By SIMON HENDERY tourism writer
New Zealand's largest tourist operator, Tourism Holdings, made a $6.6 million profit during the second half of last year - $1 million less than for the same period in 1999.
Two weeks ago, the firm warned that its profit for the year to June 30 would be below forecast because of the disappointing performance of its Australian operations.
The company's investments include the Maui and Britz campervan fleet in New Zealand and Australia, Kelly Tarlton's Underwater World in Auckland and the Waitomo glow-worm caves.
"Notwithstanding the considerable efforts undertaken by management, the Australian situation has only now started to firm," Tourism Holdings chairman Keith Smith said yesterday.
"The indications are that the disruption to normal visitor flows caused by the Sydney Olympics, particularly to our key German market, has had a definite impact on this year's trading performance."

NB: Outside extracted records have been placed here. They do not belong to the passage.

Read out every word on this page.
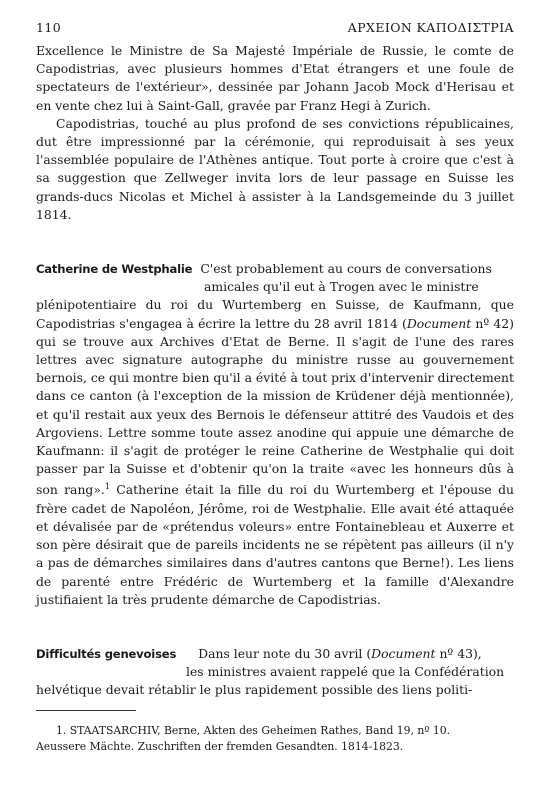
110	ΑΡΧΕΙΟΝ ΚΑΠΟΔΙΣΤΡΙΑ

Excellence le Ministre de Sa Majesté Impériale de Russie, le comte de Capodistrias, avec plusieurs hommes d'Etat étrangers et une foule de spectateurs de l'extérieur», dessinée par Johann Jacob Mock d'Herisau et en vente chez lui à Saint-Gall, gravée par Franz Hegi à Zurich.

Capodistrias, touché au plus profond de ses convictions républicaines, dut être impressionné par la cérémonie, qui reproduisait à ses yeux l'assemblée populaire de l'Athènes antique. Tout porte à croire que c'est à sa suggestion que Zellweger invita lors de leur passage en Suisse les grands-ducs Nicolas et Michel à assister à la Landsgemeinde du 3 juillet 1814.

Catherine de Westphalie C'est probablement au cours de conversations
amicales qu'il eut à Trogen avec le ministre

plénipotentiaire du roi du Wurtemberg en Suisse, de Kaufmann, que Capodistrias s'engagea à écrire la lettre du 28 avril 1814 (Document nº 42) qui se trouve aux Archives d'Etat de Berne. Il s'agit de l'une des rares lettres avec signature autographe du ministre russe au gouvernement bernois, ce qui montre bien qu'il a évité à tout prix d'intervenir directement dans ce canton (à l'exception de la mission de Krüdener déjà mentionnée), et qu'il restait aux yeux des Bernois le défenseur attitré des Vaudois et des Argoviens. Lettre somme toute assez anodine qui appuie une démarche de Kaufmann: il s'agit de protéger le reine Catherine de Westphalie qui doit passer par la Suisse et d'obtenir qu'on la traite «avec les honneurs dûs à son rang».$^1$ Catherine était la fille du roi du Wurtemberg et l'épouse du frère cadet de Napoléon, Jérôme, roi de Westphalie. Elle avait été attaquée et dévalisée par de «prétendus voleurs» entre Fontainebleau et Auxerre et son père désirait que de pareils incidents ne se répètent pas ailleurs (il n'y a pas de démarches similaires dans d'autres cantons que Berne!). Les liens de parenté entre Frédéric de Wurtemberg et la famille d'Alexandre justifiaient la très prudente démarche de Capodistrias.

Difficultés genevoises Dans leur note du 30 avril (Document nº 43),
les ministres avaient rappelé que la Confédération

helvétique devait rétablir le plus rapidement possible des liens politi-

1. STAATSARCHIV, Berne, Akten des Geheimen Rathes, Band 19, nº 10.
Aeussere Mächte. Zuschriften der fremden Gesandten. 1814-1823.
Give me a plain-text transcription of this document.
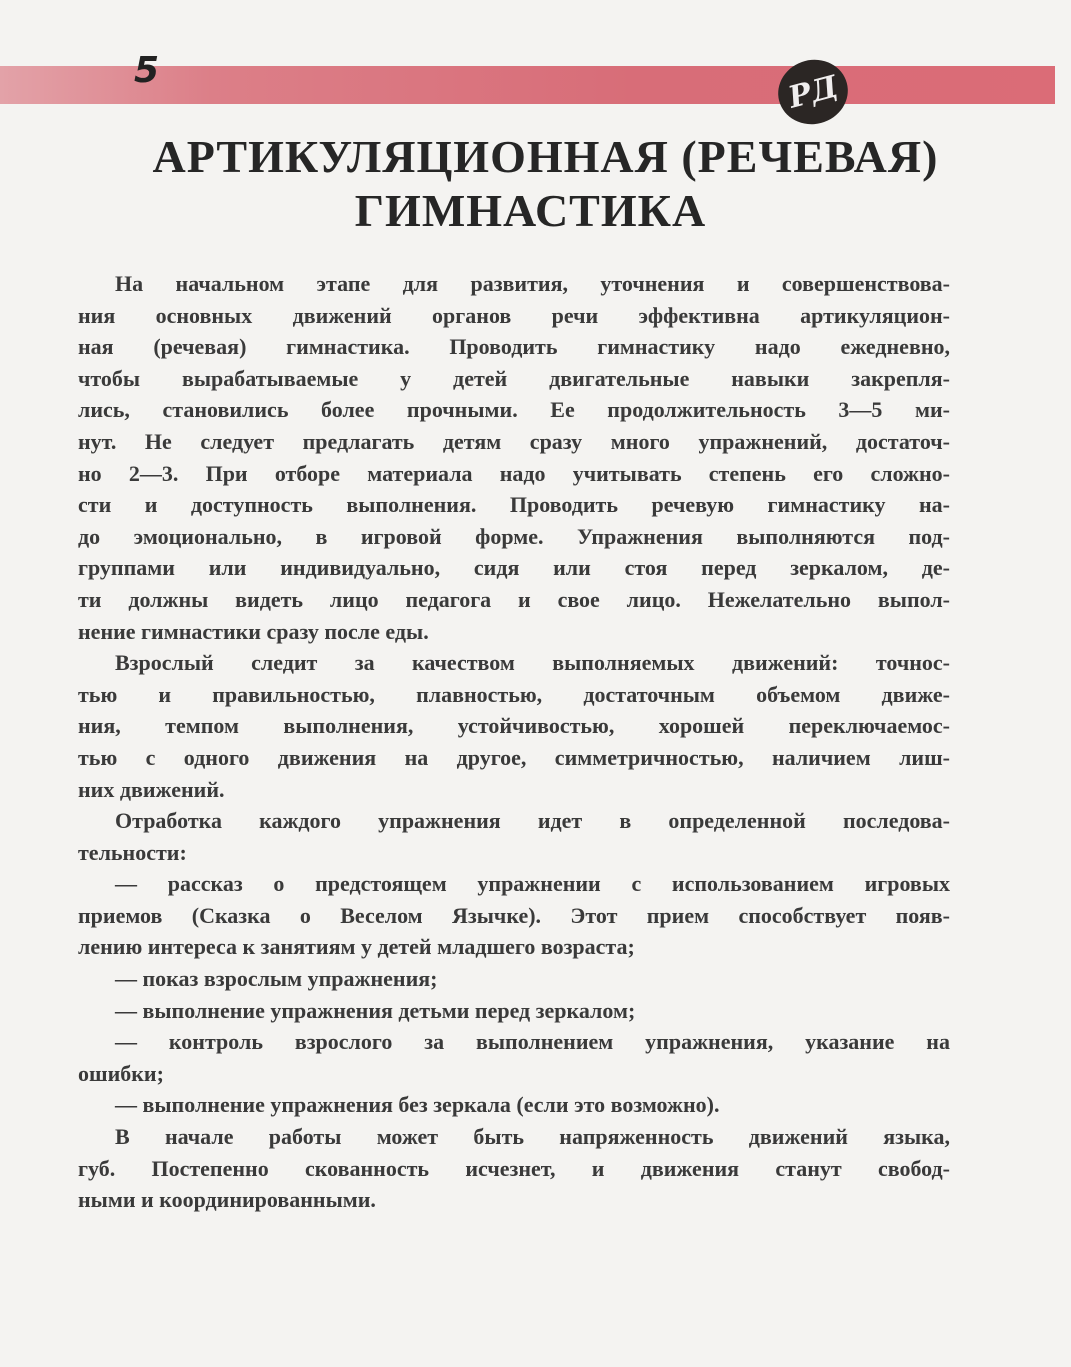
5	РД
АРТИКУЛЯЦИОННАЯ (РЕЧЕВАЯ)
ГИМНАСТИКА
На начальном этапе для развития, уточнения и совершенствова-
ния основных движений органов речи эффективна артикуляцион-
ная (речевая) гимнастика. Проводить гимнастику надо ежедневно,
чтобы вырабатываемые у детей двигательные навыки закрепля-
лись, становились более прочными. Ее продолжительность 3—5 ми-
нут. Не следует предлагать детям сразу много упражнений, достаточ-
но 2—3. При отборе материала надо учитывать степень его сложно-
сти и доступность выполнения. Проводить речевую гимнастику на-
до эмоционально, в игровой форме. Упражнения выполняются под-
группами или индивидуально, сидя или стоя перед зеркалом, де-
ти должны видеть лицо педагога и свое лицо. Нежелательно выпол-
нение гимнастики сразу после еды.
Взрослый следит за качеством выполняемых движений: точнос-
тью и правильностью, плавностью, достаточным объемом движе-
ния, темпом выполнения, устойчивостью, хорошей переключаемос-
тью с одного движения на другое, симметричностью, наличием лиш-
них движений.
Отработка каждого упражнения идет в определенной последова-
тельности:
— рассказ о предстоящем упражнении с использованием игровых
приемов (Сказка о Веселом Язычке). Этот прием способствует появ-
лению интереса к занятиям у детей младшего возраста;
— показ взрослым упражнения;
— выполнение упражнения детьми перед зеркалом;
— контроль взрослого за выполнением упражнения, указание на
ошибки;
— выполнение упражнения без зеркала (если это возможно).
В начале работы может быть напряженность движений языка,
губ. Постепенно скованность исчезнет, и движения станут свобод-
ными и координированными.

Despite the result, Tourism Holdings shares closed up 6c, or 4.4 per cent, at $1.43 yesterday.
One analyst, who asked not to be named, said the stock was up because the market had "factored in the worst" after the profit warning.
An earlier profit warning was issued in November, meaning Tourism Holdings had almost halved its forecast profit from $26.8 million in September to between $14 million and $16 million.

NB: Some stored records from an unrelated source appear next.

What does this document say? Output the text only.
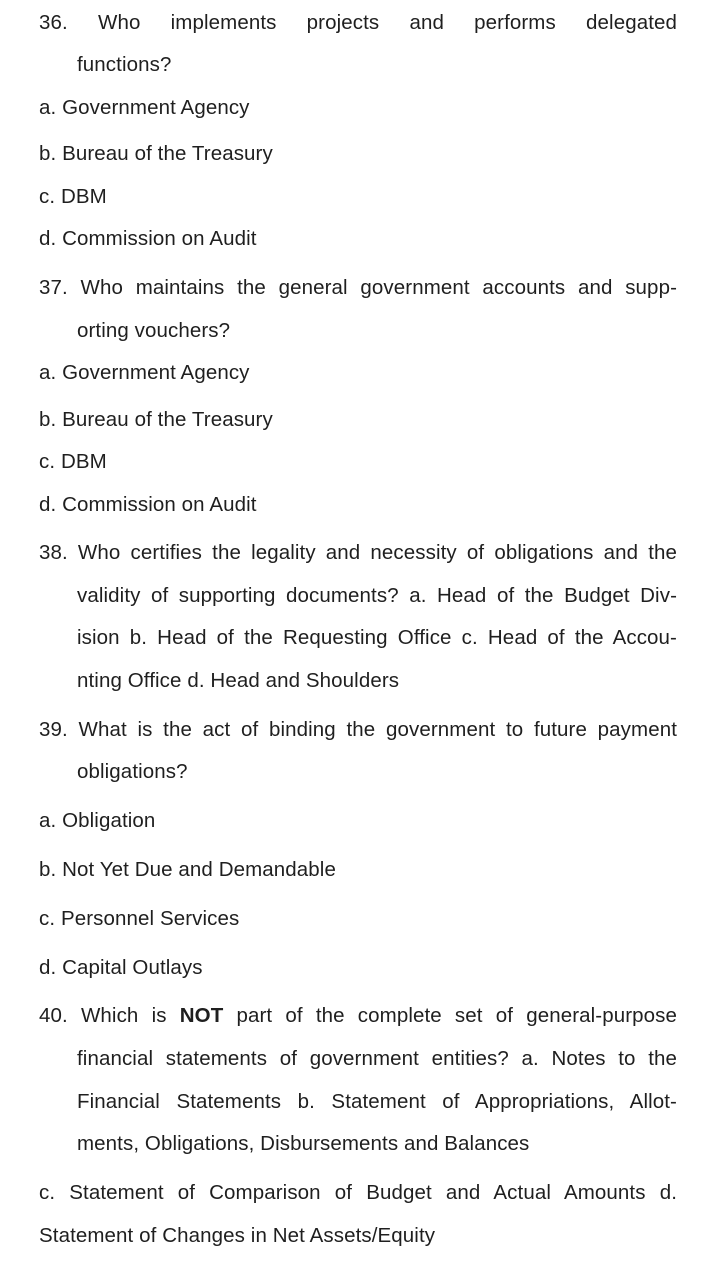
36. Who implements projects and performs delegated
functions?
a. Government Agency
b. Bureau of the Treasury
c. DBM
d. Commission on Audit
37. Who maintains the general government accounts and supp-
orting vouchers?
a. Government Agency
b. Bureau of the Treasury
c. DBM
d. Commission on Audit
38. Who certifies the legality and necessity of obligations and the
validity of supporting documents? a. Head of the Budget Div-
ision b. Head of the Requesting Office c. Head of the Accou-
nting Office d. Head and Shoulders
39. What is the act of binding the government to future payment
obligations?
a. Obligation
b. Not Yet Due and Demandable
c. Personnel Services
d. Capital Outlays
40. Which is NOT part of the complete set of general-purpose
financial statements of government entities? a. Notes to the
Financial Statements b. Statement of Appropriations, Allot-
ments, Obligations, Disbursements and Balances
c. Statement of Comparison of Budget and Actual Amounts d.
Statement of Changes in Net Assets/Equity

The analyst said the company was undervalued at its current price, but the market was waiting for it to deliver on its potential.
Restructuring over the past two years had correctly focused the company on the higher-return, less-cyclical, transport side of the tourism industry, the analyst said.
Tourism Holdings will pay a dividend of 4c a share on March 23, equal to its interim payout last year.